Validity of gas marketing margin levied by RIL in question

Mukesh AmbaniThe validity of marketing margin being levied by the Mukesh Ambani-led firm Reliance Industries Ltd (RIL) on the sale of gas from its Krishna Godavari-D6 fields, has been questioned by the Power Ministry and the state-run generation utility NTPC on Friday.

Marketing margin essentially is the cost to "market the product" and to "develop a market" for it, including services and infrastructure.

The issue of marketing margin has come to fore with NTPC and RIL fighting a lawsuit in the Bombay High Court, concerning a 2003 tender for supply of 12 million cubic metres per day of gas. The contract entailed a cost of $4.20 per unit plus the $0.135 per unit marketing margin.

Writing to the Power Ministry, NTPC had sought confirmation on the payment of the marketing margin.

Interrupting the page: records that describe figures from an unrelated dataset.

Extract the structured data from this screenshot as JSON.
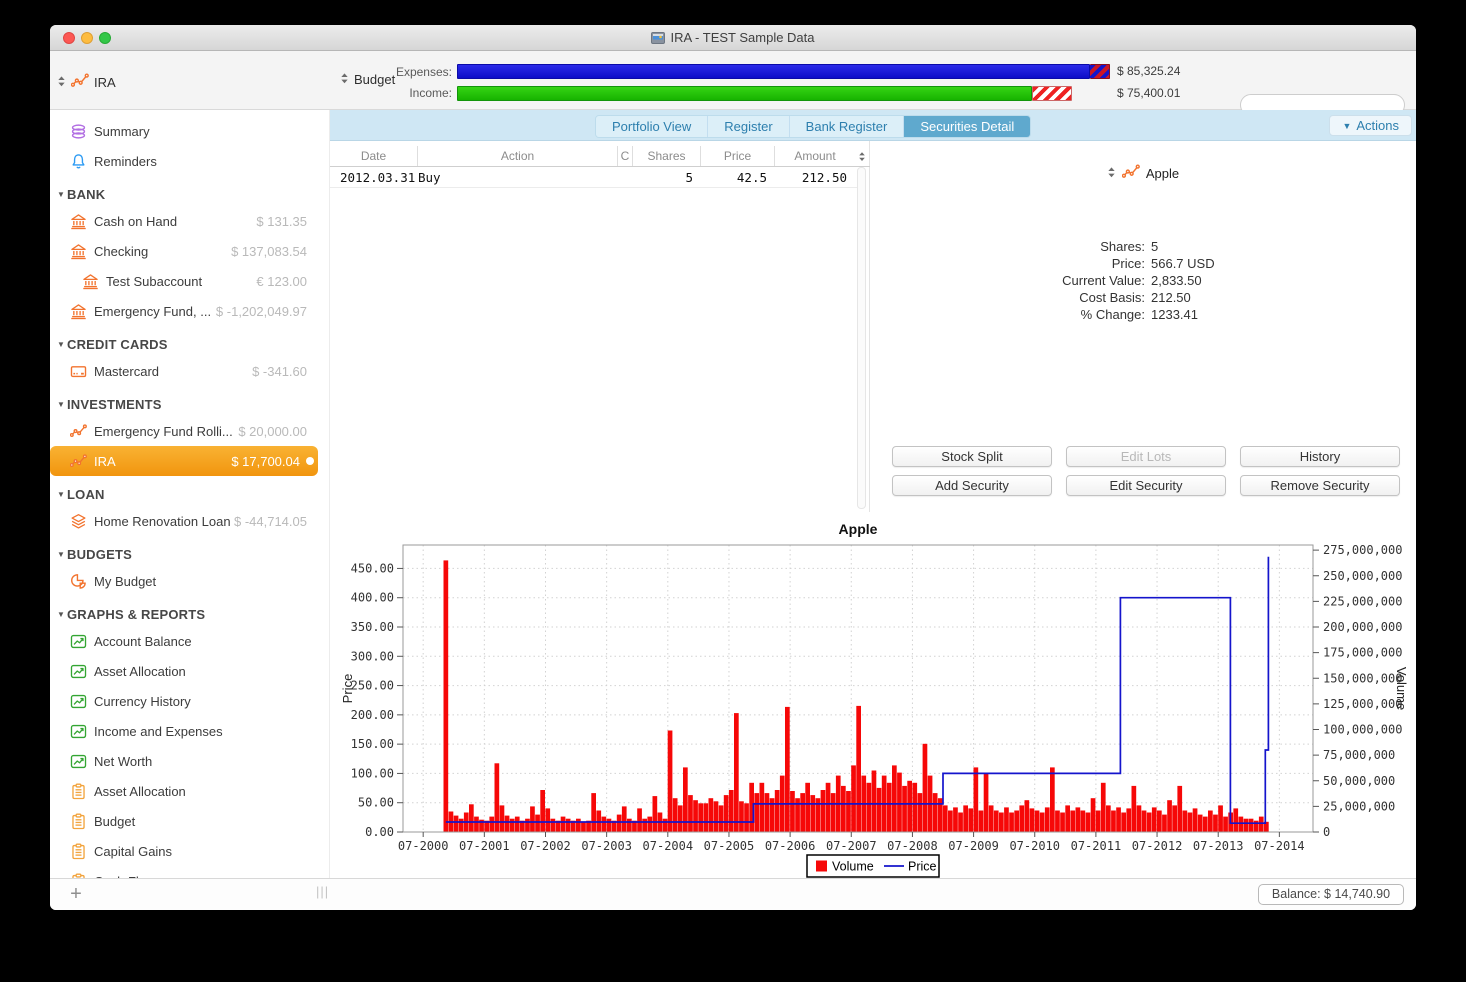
{
  "window": {
    "title": "IRA - TEST Sample Data"
  },
  "toolbar": {
    "account_label": "IRA",
    "account_icon": "line-chart",
    "view_label": "Budget",
    "expenses": {
      "label": "Expenses:",
      "value": "$ 85,325.24",
      "fill": 0.969,
      "over": 0.031,
      "color": "#1414cc"
    },
    "income": {
      "label": "Income:",
      "value": "$ 75,400.01",
      "fill": 0.881,
      "over": 0.061,
      "color": "#21c401"
    },
    "search": {
      "placeholder": "",
      "icon": "search"
    }
  },
  "sidebar": {
    "items": [
      {
        "type": "item",
        "icon": "coins",
        "label": "Summary"
      },
      {
        "type": "item",
        "icon": "bell",
        "label": "Reminders"
      },
      {
        "type": "section",
        "label": "BANK"
      },
      {
        "type": "item",
        "icon": "bank",
        "label": "Cash on Hand",
        "value": "$ 131.35"
      },
      {
        "type": "item",
        "icon": "bank",
        "label": "Checking",
        "value": "$ 137,083.54"
      },
      {
        "type": "item",
        "icon": "bank",
        "label": "Test Subaccount",
        "value": "€ 123.00",
        "indent": true
      },
      {
        "type": "item",
        "icon": "bank",
        "label": "Emergency Fund, ...",
        "value": "$ -1,202,049.97"
      },
      {
        "type": "section",
        "label": "CREDIT CARDS"
      },
      {
        "type": "item",
        "icon": "credit-card",
        "label": "Mastercard",
        "value": "$ -341.60"
      },
      {
        "type": "section",
        "label": "INVESTMENTS"
      },
      {
        "type": "item",
        "icon": "line-chart",
        "label": "Emergency Fund Rolli...",
        "value": "$ 20,000.00"
      },
      {
        "type": "item",
        "icon": "line-chart",
        "label": "IRA",
        "value": "$ 17,700.04",
        "selected": true
      },
      {
        "type": "section",
        "label": "LOAN"
      },
      {
        "type": "item",
        "icon": "layers",
        "label": "Home Renovation Loan",
        "value": "$ -44,714.05"
      },
      {
        "type": "section",
        "label": "BUDGETS"
      },
      {
        "type": "item",
        "icon": "pie-chart",
        "label": "My Budget"
      },
      {
        "type": "section",
        "label": "GRAPHS & REPORTS"
      },
      {
        "type": "item",
        "icon": "graph",
        "label": "Account Balance"
      },
      {
        "type": "item",
        "icon": "graph",
        "label": "Asset Allocation"
      },
      {
        "type": "item",
        "icon": "graph",
        "label": "Currency History"
      },
      {
        "type": "item",
        "icon": "graph",
        "label": "Income and Expenses"
      },
      {
        "type": "item",
        "icon": "graph",
        "label": "Net Worth"
      },
      {
        "type": "item",
        "icon": "report",
        "label": "Asset Allocation"
      },
      {
        "type": "item",
        "icon": "report",
        "label": "Budget"
      },
      {
        "type": "item",
        "icon": "report",
        "label": "Capital Gains"
      },
      {
        "type": "item",
        "icon": "report",
        "label": "Cash Fl",
        "partial": true
      }
    ]
  },
  "tabs": {
    "items": [
      "Portfolio View",
      "Register",
      "Bank Register",
      "Securities Detail"
    ],
    "selected": "Securities Detail",
    "actions_label": "Actions"
  },
  "table": {
    "columns": [
      "Date",
      "Action",
      "C",
      "Shares",
      "Price",
      "Amount"
    ],
    "rows": [
      {
        "cells": [
          "2012.03.31",
          "Buy",
          "",
          "5",
          "42.5",
          "212.50"
        ]
      }
    ]
  },
  "security": {
    "name": "Apple",
    "icon": "line-chart",
    "stats": [
      {
        "label": "Shares:",
        "value": "5"
      },
      {
        "label": "Price:",
        "value": "566.7 USD"
      },
      {
        "label": "Current Value:",
        "value": "2,833.50"
      },
      {
        "label": "Cost Basis:",
        "value": "212.50"
      },
      {
        "label": "% Change:",
        "value": "1233.41"
      }
    ],
    "buttons": [
      {
        "label": "Stock Split",
        "enabled": true
      },
      {
        "label": "Edit Lots",
        "enabled": false
      },
      {
        "label": "History",
        "enabled": true
      },
      {
        "label": "Add Security",
        "enabled": true
      },
      {
        "label": "Edit Security",
        "enabled": true
      },
      {
        "label": "Remove Security",
        "enabled": true
      }
    ]
  },
  "chart_data": {
    "type": "combo",
    "title": "Apple",
    "grid": true,
    "legend": [
      "Volume",
      "Price"
    ],
    "legend_position": "bottom",
    "x_axis": {
      "range": [
        2000.17,
        2015.05
      ],
      "tick_labels": [
        "07-2000",
        "07-2001",
        "07-2002",
        "07-2003",
        "07-2004",
        "07-2005",
        "07-2006",
        "07-2007",
        "07-2008",
        "07-2009",
        "07-2010",
        "07-2011",
        "07-2012",
        "07-2013",
        "07-2014"
      ],
      "first_tick_year": 2000.5,
      "tick_step_years": 1
    },
    "y_left": {
      "label": "Price",
      "range": [
        0,
        490
      ],
      "tick_step": 50,
      "tick_labels": [
        "0.00",
        "50.00",
        "100.00",
        "150.00",
        "200.00",
        "250.00",
        "300.00",
        "350.00",
        "400.00",
        "450.00"
      ]
    },
    "y_right": {
      "label": "Volume",
      "range": [
        0,
        280000000
      ],
      "tick_step": 25000000,
      "tick_labels": [
        "0",
        "25,000,000",
        "50,000,000",
        "75,000,000",
        "100,000,000",
        "125,000,000",
        "150,000,000",
        "175,000,000",
        "200,000,000",
        "225,000,000",
        "250,000,000",
        "275,000,000"
      ]
    },
    "series": [
      {
        "name": "Volume",
        "type": "bar",
        "axis": "right",
        "color": "#f60808",
        "unit": "millions",
        "x_start_year": 2000.87,
        "x_step_months": 1,
        "values": [
          265,
          20,
          16,
          13,
          19,
          27,
          15,
          12,
          11,
          15,
          67,
          26,
          16,
          13,
          15,
          11,
          13,
          25,
          17,
          41,
          23,
          13,
          11,
          15,
          13,
          11,
          13,
          10,
          11,
          38,
          21,
          15,
          13,
          11,
          17,
          25,
          13,
          11,
          23,
          13,
          15,
          35,
          19,
          13,
          99,
          33,
          26,
          63,
          36,
          31,
          28,
          28,
          33,
          30,
          26,
          36,
          41,
          116,
          30,
          28,
          48,
          38,
          48,
          38,
          33,
          41,
          55,
          122,
          40,
          33,
          38,
          48,
          36,
          33,
          41,
          48,
          38,
          55,
          45,
          40,
          65,
          123,
          55,
          48,
          60,
          43,
          55,
          48,
          65,
          58,
          45,
          50,
          48,
          38,
          86,
          55,
          38,
          33,
          26,
          21,
          24,
          19,
          26,
          23,
          63,
          21,
          58,
          26,
          21,
          19,
          24,
          19,
          21,
          26,
          31,
          23,
          21,
          19,
          24,
          63,
          21,
          19,
          26,
          21,
          24,
          21,
          19,
          33,
          21,
          48,
          26,
          21,
          24,
          19,
          23,
          45,
          26,
          21,
          19,
          24,
          21,
          17,
          31,
          26,
          45,
          21,
          19,
          23,
          17,
          15,
          21,
          17,
          26,
          15,
          19,
          23,
          15,
          13,
          13,
          11,
          15,
          10
        ]
      },
      {
        "name": "Price",
        "type": "step-line",
        "axis": "left",
        "color": "#1414cc",
        "points": [
          [
            2000.87,
            17
          ],
          [
            2005.9,
            17
          ],
          [
            2005.9,
            48
          ],
          [
            2009.0,
            48
          ],
          [
            2009.0,
            100
          ],
          [
            2011.9,
            100
          ],
          [
            2011.9,
            400
          ],
          [
            2013.7,
            400
          ],
          [
            2013.7,
            15
          ],
          [
            2014.27,
            15
          ],
          [
            2014.27,
            140
          ],
          [
            2014.32,
            140
          ],
          [
            2014.32,
            470
          ]
        ]
      }
    ]
  },
  "statusbar": {
    "add_label": "+",
    "balance": "Balance: $ 14,740.90"
  }
}
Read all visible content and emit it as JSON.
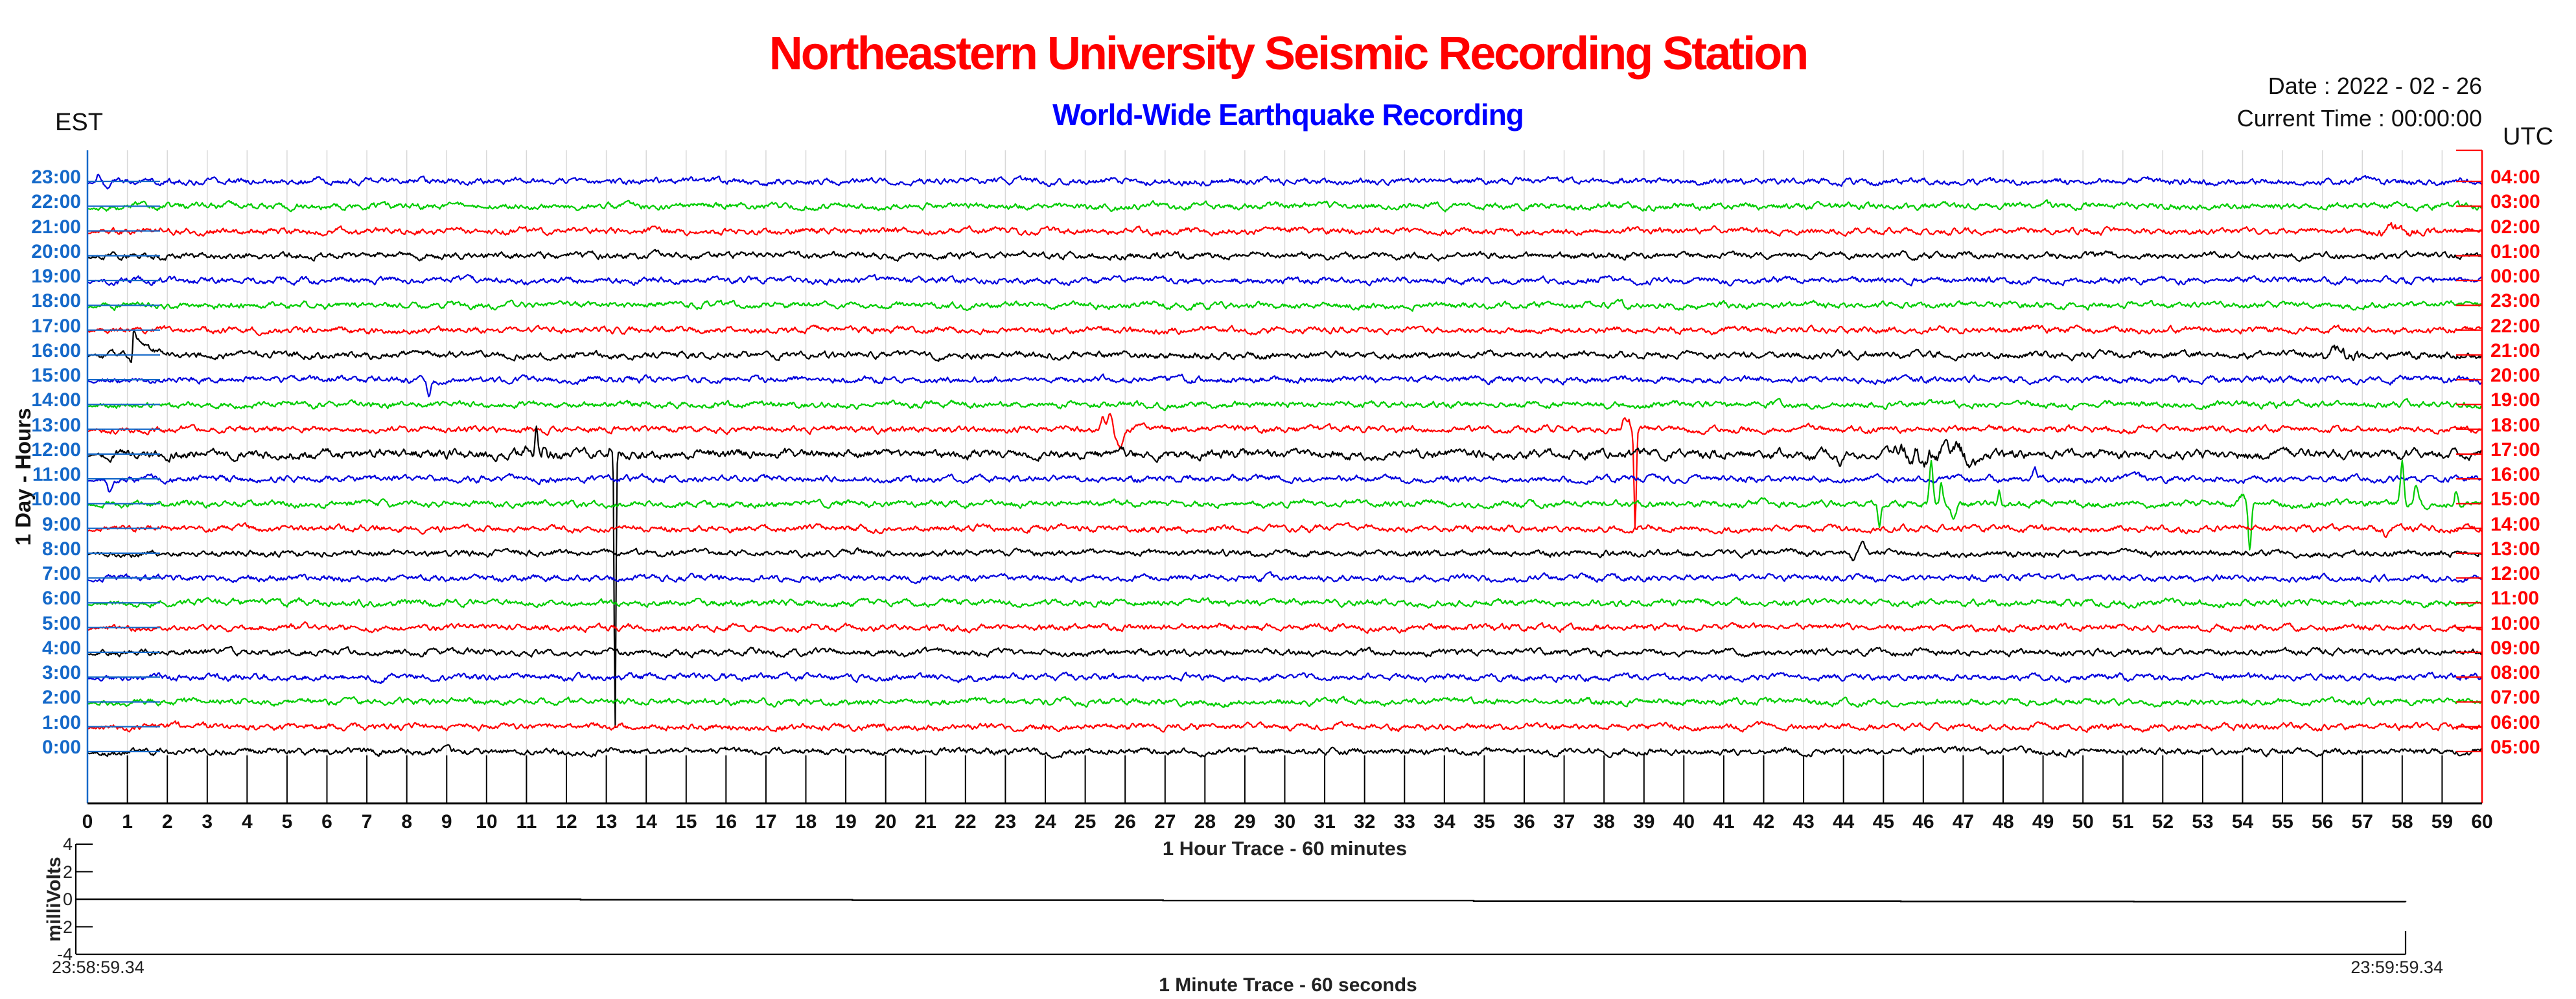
{
  "header": {
    "title": "Northeastern University Seismic Recording Station",
    "subtitle": "World-Wide Earthquake Recording",
    "date_label": "Date : 2022 - 02 - 26",
    "time_label": "Current Time : 00:00:00",
    "left_tz": "EST",
    "right_tz": "UTC"
  },
  "colors": {
    "title": "#ff0000",
    "subtitle": "#0000ff",
    "est_axis": "#1569c9",
    "utc_axis": "#ff0000",
    "grid": "#d8d8d8",
    "trace_blue": "#0000dd",
    "trace_green": "#00cc00",
    "trace_red": "#ff0000",
    "trace_black": "#000000"
  },
  "chart_data": {
    "type": "line",
    "title": "Northeastern University Seismic Recording Station",
    "subtitle": "World-Wide Earthquake Recording",
    "left_axis": {
      "tz": "EST",
      "label": "1 Day - Hours"
    },
    "right_axis": {
      "tz": "UTC"
    },
    "x_axis": {
      "label": "1 Hour Trace - 60 minutes",
      "min": 0,
      "max": 60,
      "tick_step": 1,
      "grid": true
    },
    "palette_cycle": [
      "blue",
      "green",
      "red",
      "black"
    ],
    "traces": [
      {
        "est": "23:00",
        "utc": "04:00",
        "color": "blue",
        "noise": 6.5,
        "events": [
          {
            "t": 0.28,
            "amp": 12,
            "w": 0.05
          },
          {
            "t": 0.5,
            "amp": -14,
            "w": 0.09
          }
        ]
      },
      {
        "est": "22:00",
        "utc": "03:00",
        "color": "green",
        "noise": 6.5,
        "events": []
      },
      {
        "est": "21:00",
        "utc": "02:00",
        "color": "red",
        "noise": 6.5,
        "events": [
          {
            "kind": "burst",
            "t0": 57.2,
            "t1": 58.4,
            "mult": 1.8
          }
        ]
      },
      {
        "est": "20:00",
        "utc": "01:00",
        "color": "black",
        "noise": 6.5,
        "events": []
      },
      {
        "est": "19:00",
        "utc": "00:00",
        "color": "blue",
        "noise": 6.5,
        "events": []
      },
      {
        "est": "18:00",
        "utc": "23:00",
        "color": "green",
        "noise": 6.5,
        "events": []
      },
      {
        "est": "17:00",
        "utc": "22:00",
        "color": "red",
        "noise": 6.5,
        "events": []
      },
      {
        "est": "16:00",
        "utc": "21:00",
        "color": "black",
        "noise": 7,
        "events": [
          {
            "t": 1.08,
            "amp": -10,
            "w": 0.05
          },
          {
            "kind": "decay",
            "t": 1.15,
            "amp": 38,
            "tau": 0.3
          },
          {
            "kind": "burst",
            "t0": 56.0,
            "t1": 57.0,
            "mult": 1.9
          }
        ]
      },
      {
        "est": "15:00",
        "utc": "20:00",
        "color": "blue",
        "noise": 6.5,
        "events": [
          {
            "t": 8.55,
            "amp": -24,
            "w": 0.06
          }
        ]
      },
      {
        "est": "14:00",
        "utc": "19:00",
        "color": "green",
        "noise": 6.5,
        "events": []
      },
      {
        "est": "13:00",
        "utc": "18:00",
        "color": "red",
        "noise": 6.5,
        "events": [
          {
            "t": 25.45,
            "amp": 20,
            "w": 0.06
          },
          {
            "t": 25.62,
            "amp": 26,
            "w": 0.07
          },
          {
            "t": 25.88,
            "amp": -28,
            "w": 0.13
          },
          {
            "t": 38.5,
            "amp": 16,
            "w": 0.07
          },
          {
            "t": 38.62,
            "amp": 14,
            "w": 0.05
          },
          {
            "t": 38.78,
            "amp": -153,
            "w": 0.04
          }
        ]
      },
      {
        "est": "12:00",
        "utc": "17:00",
        "color": "black",
        "noise": 9,
        "events": [
          {
            "kind": "burst",
            "t0": 10.9,
            "t1": 11.9,
            "mult": 1.5
          },
          {
            "t": 11.25,
            "amp": 46,
            "w": 0.05
          },
          {
            "t": 11.45,
            "amp": 16,
            "w": 0.05
          },
          {
            "t": 13.1,
            "amp": 10,
            "w": 0.05
          },
          {
            "t": 13.22,
            "amp": -436,
            "w": 0.03
          },
          {
            "t": 43.9,
            "amp": -16,
            "w": 0.1
          },
          {
            "kind": "burst",
            "t0": 45.2,
            "t1": 47.3,
            "mult": 2.2
          }
        ]
      },
      {
        "est": "11:00",
        "utc": "16:00",
        "color": "blue",
        "noise": 6.5,
        "events": [
          {
            "t": 0.55,
            "amp": -20,
            "w": 0.08
          },
          {
            "t": 48.8,
            "amp": 14,
            "w": 0.06
          }
        ]
      },
      {
        "est": "10:00",
        "utc": "15:00",
        "color": "green",
        "noise": 6.5,
        "events": [
          {
            "t": 44.9,
            "amp": -38,
            "w": 0.05
          },
          {
            "t": 46.2,
            "amp": 62,
            "w": 0.06
          },
          {
            "t": 46.45,
            "amp": 36,
            "w": 0.05
          },
          {
            "t": 46.75,
            "amp": -20,
            "w": 0.09
          },
          {
            "t": 47.9,
            "amp": 22,
            "w": 0.05
          },
          {
            "t": 54.0,
            "amp": 12,
            "w": 0.09
          },
          {
            "t": 54.18,
            "amp": -76,
            "w": 0.05
          },
          {
            "t": 58.0,
            "amp": 67,
            "w": 0.06
          },
          {
            "t": 58.35,
            "amp": 30,
            "w": 0.07
          },
          {
            "t": 58.6,
            "amp": -16,
            "w": 0.08
          },
          {
            "t": 59.35,
            "amp": 22,
            "w": 0.05
          }
        ]
      },
      {
        "est": "9:00",
        "utc": "14:00",
        "color": "red",
        "noise": 6.5,
        "events": [
          {
            "t": 57.6,
            "amp": -14,
            "w": 0.08
          }
        ]
      },
      {
        "est": "8:00",
        "utc": "13:00",
        "color": "black",
        "noise": 6.5,
        "events": [
          {
            "t": 44.25,
            "amp": -14,
            "w": 0.08
          },
          {
            "t": 44.5,
            "amp": 16,
            "w": 0.09
          }
        ]
      },
      {
        "est": "7:00",
        "utc": "12:00",
        "color": "blue",
        "noise": 6.5,
        "events": []
      },
      {
        "est": "6:00",
        "utc": "11:00",
        "color": "green",
        "noise": 6.5,
        "events": []
      },
      {
        "est": "5:00",
        "utc": "10:00",
        "color": "red",
        "noise": 6.5,
        "events": []
      },
      {
        "est": "4:00",
        "utc": "09:00",
        "color": "black",
        "noise": 6.5,
        "events": []
      },
      {
        "est": "3:00",
        "utc": "08:00",
        "color": "blue",
        "noise": 6.5,
        "events": []
      },
      {
        "est": "2:00",
        "utc": "07:00",
        "color": "green",
        "noise": 6.5,
        "events": []
      },
      {
        "est": "1:00",
        "utc": "06:00",
        "color": "red",
        "noise": 6.5,
        "events": []
      },
      {
        "est": "0:00",
        "utc": "05:00",
        "color": "black",
        "noise": 6.5,
        "events": []
      }
    ],
    "minute_plot": {
      "ylabel": "milliVolts",
      "xlabel": "1 Minute Trace  - 60 seconds",
      "y_ticks": [
        4,
        2,
        0,
        -2,
        -4
      ],
      "y_range": [
        -4,
        4
      ],
      "x_range_seconds": [
        0,
        60
      ],
      "window_start": "23:58:59.34",
      "window_end": "23:59:59.34",
      "trace_mv": [
        [
          0,
          0
        ],
        [
          10,
          0
        ],
        [
          13,
          -0.04
        ],
        [
          20,
          -0.07
        ],
        [
          28,
          -0.1
        ],
        [
          36,
          -0.13
        ],
        [
          47,
          -0.16
        ],
        [
          53,
          -0.18
        ],
        [
          60,
          -0.2
        ]
      ]
    }
  }
}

However, opposing the marketing margin being charged by RIL on gas from its Andhra offshore field, the Power Secretary, HS Brahma, said that margins are usually imposed when distribution chains are involved; however, he added this was not the case in a gas sales agreement.

Responding to media queries about the validity of the levy by RIL, Brahma told reporters: "Normally, marketing margins are involved where there is a wholesaler, a distributor, a retailer… But in this case of gas sales, there is no wholesaler or retailer. It is a one-man show, one company is doing that."